You can watch the video above, and the main things I learned are below. He's a funny, straightforward, and brutally honest speaker, and it was cool to hear about many of the specific tactics he used to get AppSumo off the ground in a lean fashion. He even included a couple deep life lessons in here as a bonus.
  • Started AppSumo ("Groupon for software") with just a landing page
  • Only had registration system at first
  • Paid an outsourced developer in Middle East $50 for PayPal payment system
  • Needed a deal, so sent an email to head of imgur (main site for images for Reddit)
  • "The most valuable resource is your time."
  • Just use email to solve your problems.
  • Learn how to do things with just email lists.
  • Took out guy from Reddit for breakfast and got free exposure on their site
  • Do something nice and unique for someone.
  • Sent running shoes, running magazine to someone who runs
  • When someone sees something you give them everyday, they remember you and will listen to you.
  • Send cookies to people
  • Initially had ugly designs, just trying to validate as quickly as possible
  • He emailed every single person manually their discount code by hand.
  • After the business was validated, they started building the back end and then getting deals.
  • "There's no way to optimize shit; it's still shit."
  • Before you get 1000 unique's per day, you can't AB test.
  • Focused on emails initially to get users
  • "There's only 1 metric and 1 goal of your business."
  • At Facebook, the only metric that mattered was growth.
  • Only 1 metric at AppSumo is "# of emails"
  • They have a daily goal and a monthly goal.

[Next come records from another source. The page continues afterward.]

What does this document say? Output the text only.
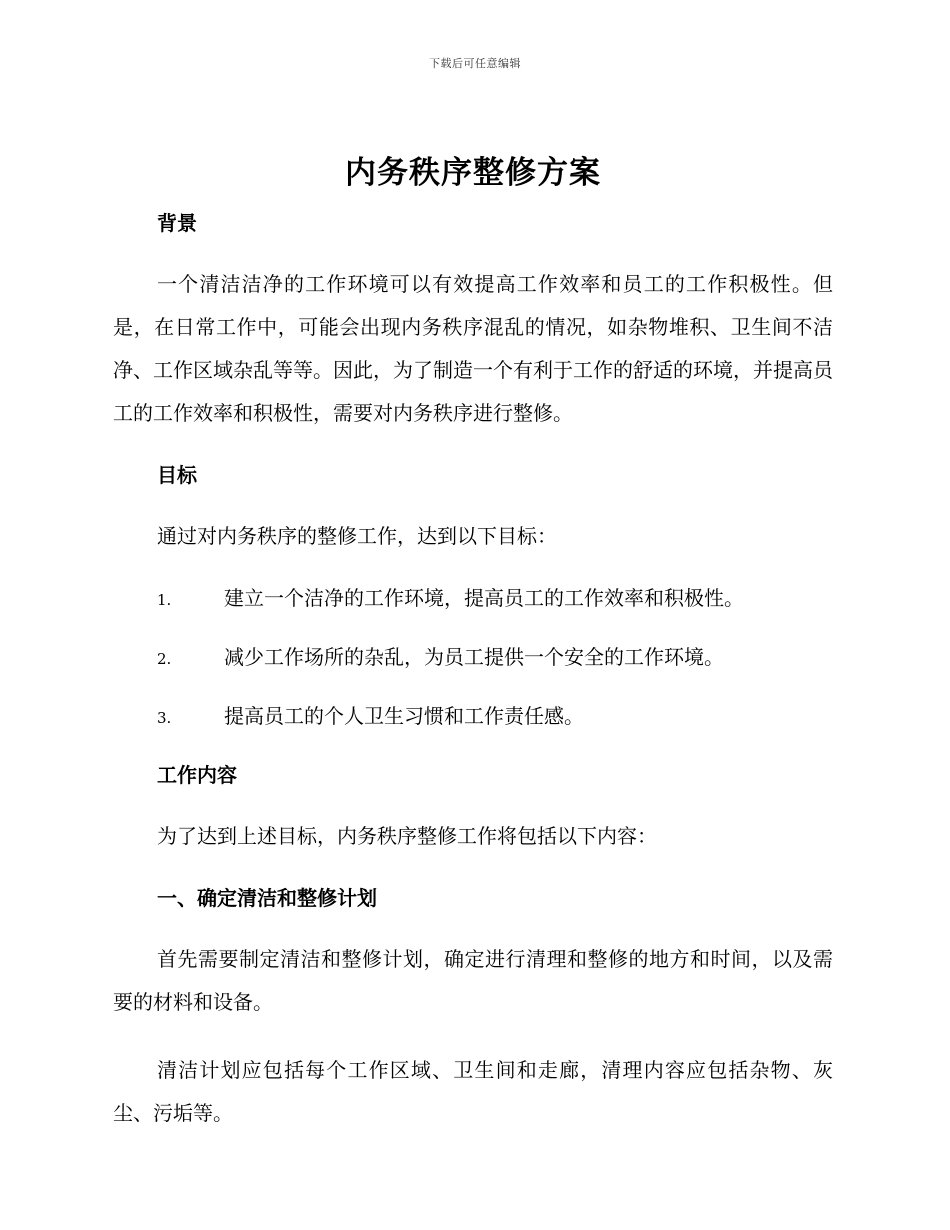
下载后可任意编辑
内务秩序整修方案
背景

一个清洁洁净的工作环境可以有效提高工作效率和员工的工作积极性。但是，在日常工作中，可能会出现内务秩序混乱的情况，如杂物堆积、卫生间不洁净、工作区域杂乱等等。因此，为了制造一个有利于工作的舒适的环境，并提高员工的工作效率和积极性，需要对内务秩序进行整修。

目标

通过对内务秩序的整修工作，达到以下目标：

1.	建立一个洁净的工作环境，提高员工的工作效率和积极性。
2.	减少工作场所的杂乱，为员工提供一个安全的工作环境。
3.	提高员工的个人卫生习惯和工作责任感。
工作内容

为了达到上述目标，内务秩序整修工作将包括以下内容：

一、确定清洁和整修计划

首先需要制定清洁和整修计划，确定进行清理和整修的地方和时间，以及需要的材料和设备。

清洁计划应包括每个工作区域、卫生间和走廊，清理内容应包括杂物、灰尘、污垢等。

  • This month's goal: 550,000
  • Each day have a target of # of emails they need to hit
  • Used Google Website Optimizer
  • Hired an engineer whose sole job was AB testing
  • Their view: profit and revenue today is short sighted
  • Just focused on growing emails for later
  • If they asked for email up front before showing deal, people were more likely to buy deal than if didn't ask for email up front.
  • 5% difference in conversion at top of funnel makes huge change.

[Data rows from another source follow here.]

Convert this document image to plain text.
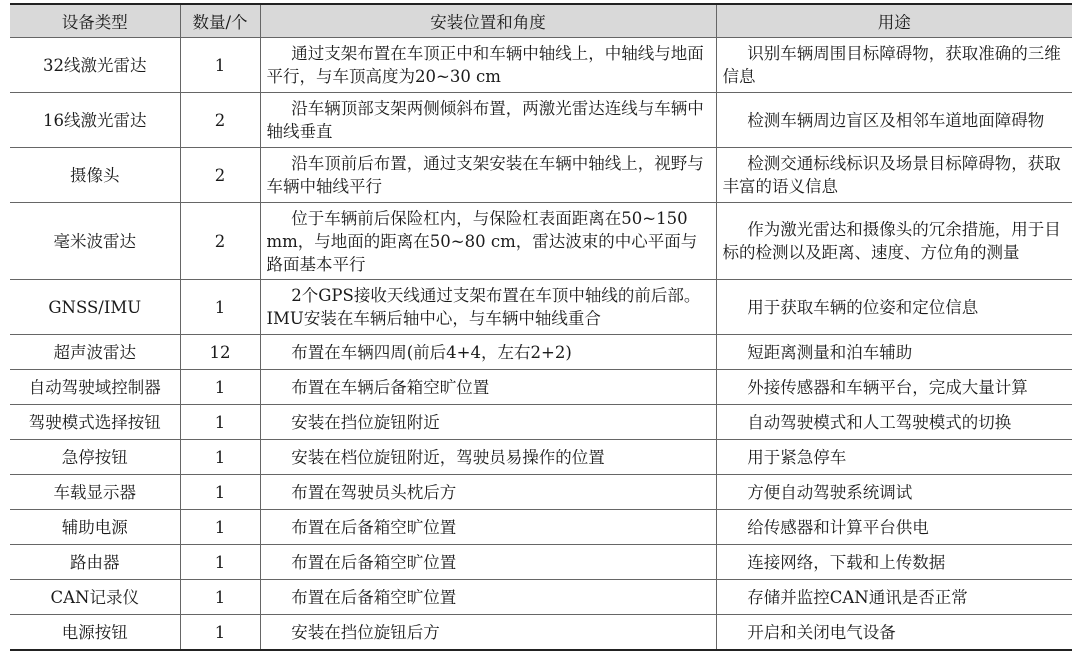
设备类型	数量/个	安装位置和角度	用途
32线激光雷达	1	通过支架布置在车顶正中和车辆中轴线上，中轴线与地面平行，与车顶高度为20~30 cm	识别车辆周围目标障碍物，获取准确的三维信息
16线激光雷达	2	沿车辆顶部支架两侧倾斜布置，两激光雷达连线与车辆中轴线垂直	检测车辆周边盲区及相邻车道地面障碍物
摄像头	2	沿车顶前后布置，通过支架安装在车辆中轴线上，视野与车辆中轴线平行	检测交通标线标识及场景目标障碍物，获取丰富的语义信息
毫米波雷达	2	位于车辆前后保险杠内，与保险杠表面距离在50~150 mm，与地面的距离在50~80 cm，雷达波束的中心平面与路面基本平行	作为激光雷达和摄像头的冗余措施，用于目标的检测以及距离、速度、方位角的测量
GNSS/IMU	1	2个GPS接收天线通过支架布置在车顶中轴线的前后部。IMU安装在车辆后轴中心，与车辆中轴线重合	用于获取车辆的位姿和定位信息
超声波雷达	12	布置在车辆四周(前后4+4，左右2+2)	短距离测量和泊车辅助
自动驾驶域控制器	1	布置在车辆后备箱空旷位置	外接传感器和车辆平台，完成大量计算
驾驶模式选择按钮	1	安装在挡位旋钮附近	自动驾驶模式和人工驾驶模式的切换
急停按钮	1	安装在档位旋钮附近，驾驶员易操作的位置	用于紧急停车
车载显示器	1	布置在驾驶员头枕后方	方便自动驾驶系统调试
辅助电源	1	布置在后备箱空旷位置	给传感器和计算平台供电
路由器	1	布置在后备箱空旷位置	连接网络，下载和上传数据
CAN记录仪	1	布置在后备箱空旷位置	存储并监控CAN通讯是否正常
电源按钮	1	安装在挡位旋钮后方	开启和关闭电气设备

  • Spent $6K for 4 iterations just on landing page
  • Were bringing 3000 to site
  • Biggest spammer in America: Facebook (recently changed policy)

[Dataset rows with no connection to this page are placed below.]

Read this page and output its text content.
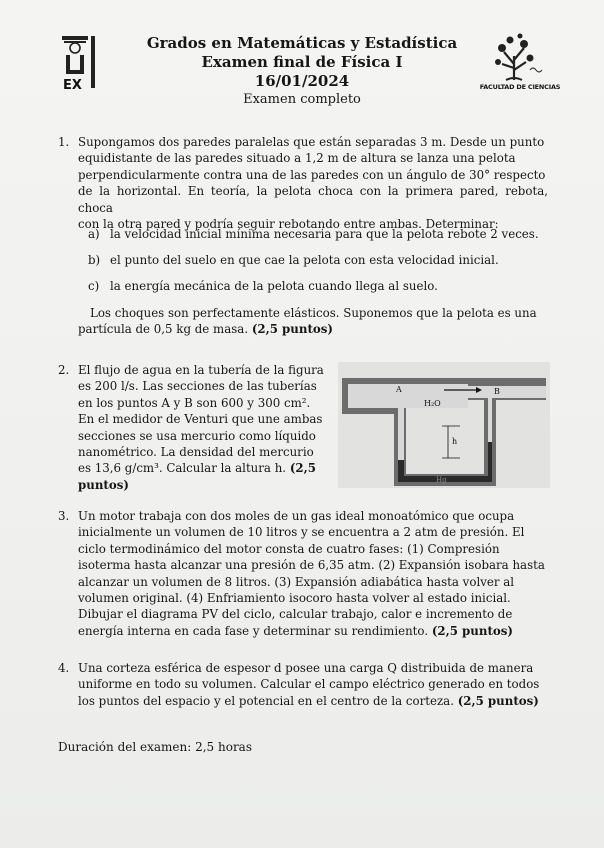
EX
Grados en Matemáticas y Estadística
Examen final de Física I
16/01/2024
Examen completo
FACULTAD DE CIENCIAS
1. Supongamos dos paredes paralelas que están separadas 3 m. Desde un punto
equidistante de las paredes situado a 1,2 m de altura se lanza una pelota
perpendicularmente contra una de las paredes con un ángulo de 30° respecto
de la horizontal. En teoría, la pelota choca con la primera pared, rebota, choca
con la otra pared y podría seguir rebotando entre ambas. Determinar:
a) la velocidad inicial mínima necesaria para que la pelota rebote 2 veces.
b) el punto del suelo en que cae la pelota con esta velocidad inicial.
c) la energía mecánica de la pelota cuando llega al suelo.
Los choques son perfectamente elásticos. Suponemos que la pelota es una
partícula de 0,5 kg de masa. (2,5 puntos)
2. El flujo de agua en la tubería de la figura
es 200 l/s. Las secciones de las tuberías
en los puntos A y B son 600 y 300 cm².
En el medidor de Venturi que une ambas
secciones se usa mercurio como líquido
nanométrico. La densidad del mercurio
es 13,6 g/cm³. Calcular la altura h. (2,5
puntos)
A	B
H₂O
h
Hg
3. Un motor trabaja con dos moles de un gas ideal monoatómico que ocupa
inicialmente un volumen de 10 litros y se encuentra a 2 atm de presión. El
ciclo termodinámico del motor consta de cuatro fases: (1) Compresión
isoterma hasta alcanzar una presión de 6,35 atm. (2) Expansión isobara hasta
alcanzar un volumen de 8 litros. (3) Expansión adiabática hasta volver al
volumen original. (4) Enfriamiento isocoro hasta volver al estado inicial.
Dibujar el diagrama PV del ciclo, calcular trabajo, calor e incremento de
energía interna en cada fase y determinar su rendimiento. (2,5 puntos)
4. Una corteza esférica de espesor d posee una carga Q distribuida de manera
uniforme en todo su volumen. Calcular el campo eléctrico generado en todos
los puntos del espacio y el potencial en el centro de la corteza. (2,5 puntos)
Duración del examen: 2,5 horas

  • No one talks about them as big spammer
  • People complained about Facebook but it increased retention and engagement.
  • Now that Facebook's big, they turned off emails.
  • "You'll get some backlash from 1% but will grow the 99%."
  • When you travel, you remember just the abnormal stuff; no one remembers the normal stuff that happens everyday.
  • Created AppSumo Golden Ticket ($100 credit for no reason whatsoever)
  • Golden Ticket just emailed by a customer service girl daily
  • If you're average, customers will never remember.
  • Think Zappos customer service.
  • Unsubscribe email sends sad photo that's just something different, memorable.
  • At Facebook and AppSumo, they put Easter eggs everywhere, fun stuff people will remember.
  • They have 3 developers.
  • If they don't need to build something, they don't.
  • Instead of building a 404 page, they used a Google Doc.
  • Do minimal work and if result worth it, do it nicely later.
  • Did first educational video to actually teach how to use the tools they were selling.
  • Did it ghetto with minimal editing
  • "Your business should look like shit in the beginning."